The box i am using for this now is a i5 with 8 or 16Mb ram (i forget, not in front of the machine right now) and some pretty standard 750gb SATA drives. some of the data rendering takes up to 10 minutes on this machine, and i need something faster.


For gaming, it won't be very intensive, juist want to run current games on at least reasonable settings, but i will be getting a top-shelf GeForce card.

budget is flexible, but i am not going to get twin $4,000 Xeons :/

So my question is: all things being equal, at, say an $1000 price point, would twin X5??? xeons be faster for this kind of work than a single i7? Could i still play games with the xeons (understanding that most games dont multithread/multicore well) ofc, i would be upgrading memory and HDD as well, just asking what CPU to base this off of.

Thanks!
 
Get an SSD that is big enough to hold your OS stuff, your programs, and whatever data you are using on it. You probably want 256 GBs or 512 GBs.

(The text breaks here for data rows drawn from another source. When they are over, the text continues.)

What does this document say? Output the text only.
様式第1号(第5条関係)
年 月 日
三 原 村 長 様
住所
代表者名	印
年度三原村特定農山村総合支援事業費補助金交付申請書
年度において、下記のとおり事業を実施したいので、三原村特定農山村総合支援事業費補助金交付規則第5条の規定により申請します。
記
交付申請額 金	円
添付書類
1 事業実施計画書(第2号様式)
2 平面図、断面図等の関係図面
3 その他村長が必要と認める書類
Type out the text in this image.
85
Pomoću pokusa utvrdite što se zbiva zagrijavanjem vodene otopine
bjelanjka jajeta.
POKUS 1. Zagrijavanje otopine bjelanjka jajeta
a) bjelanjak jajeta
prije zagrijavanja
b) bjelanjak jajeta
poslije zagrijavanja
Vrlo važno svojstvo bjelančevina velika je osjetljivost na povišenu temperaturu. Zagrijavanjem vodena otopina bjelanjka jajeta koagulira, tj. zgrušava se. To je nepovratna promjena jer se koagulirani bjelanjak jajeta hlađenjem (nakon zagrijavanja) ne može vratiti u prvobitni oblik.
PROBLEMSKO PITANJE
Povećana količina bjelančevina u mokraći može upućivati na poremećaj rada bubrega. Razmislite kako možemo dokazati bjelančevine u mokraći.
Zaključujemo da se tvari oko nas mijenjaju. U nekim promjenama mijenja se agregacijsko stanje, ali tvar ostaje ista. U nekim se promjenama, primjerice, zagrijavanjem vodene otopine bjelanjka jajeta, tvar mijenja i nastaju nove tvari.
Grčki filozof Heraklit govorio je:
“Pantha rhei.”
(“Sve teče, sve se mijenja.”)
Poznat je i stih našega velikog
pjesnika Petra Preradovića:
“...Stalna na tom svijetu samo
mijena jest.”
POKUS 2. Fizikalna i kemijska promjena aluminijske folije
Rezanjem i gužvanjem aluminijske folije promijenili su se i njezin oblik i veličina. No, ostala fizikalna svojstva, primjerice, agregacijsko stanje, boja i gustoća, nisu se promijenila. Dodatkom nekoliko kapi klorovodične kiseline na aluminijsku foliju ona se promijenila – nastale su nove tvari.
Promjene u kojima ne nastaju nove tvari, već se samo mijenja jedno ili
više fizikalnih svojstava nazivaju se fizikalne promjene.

Also, look into whether or not the programs you will be using are capable of using GPGPU capabilities (might also say CUDA somewhere). If so the ATI video cards will help your programs to run faster more than Nvidia cards will most likely. If it says CUDA on there then it only works with Nvidia, though.

This is important to you, because video cards are worth about a dozen processors at least. If you can use your video card to do some of the number crunching it will be like buying 10 computers instead of 1. you want to make use of that if at all possible and radar/geological stuff would seem like the sort of thing where the makers would want to implement this.

I think I would take the dual Xeons for 1000 per over a single 3770k if it were me. The number crunching stuff probably is well threaded (verify this, though) and the video cards do most of the work for gaming anyway. Since this is primarily a work PC with some gaming I would definitely take the option that orients more towards the work aspect, in this case the Xeons.
 
>I think I would take the dual Xeons for 1000 per over a single 3770k if it were me.

i was asking one $1000 i7 or two $500 xeons. it's kind of hard to compare what i would be getting from an i7 vs two x5000 series xeons. i am prepared to spend around $1500 on cpu's but i cant tell what would be the best value. I have been checking the sites for the programs i will be using. no mention of multi/hyperthreading. nor CUDA or gpgpu

thanks for the replies.


edit: i can't spell...
 
Assuming your number crunching is multithreaded, I'd go with the dual socket system. You'll get quite a bit more raw computational power that way, as well as more RAM capability as well.
 
I don't know any sites where I can directly compare the power of the two setups.

Also, try asking on the forums of the makers of those programs what they would suggest out of the two options.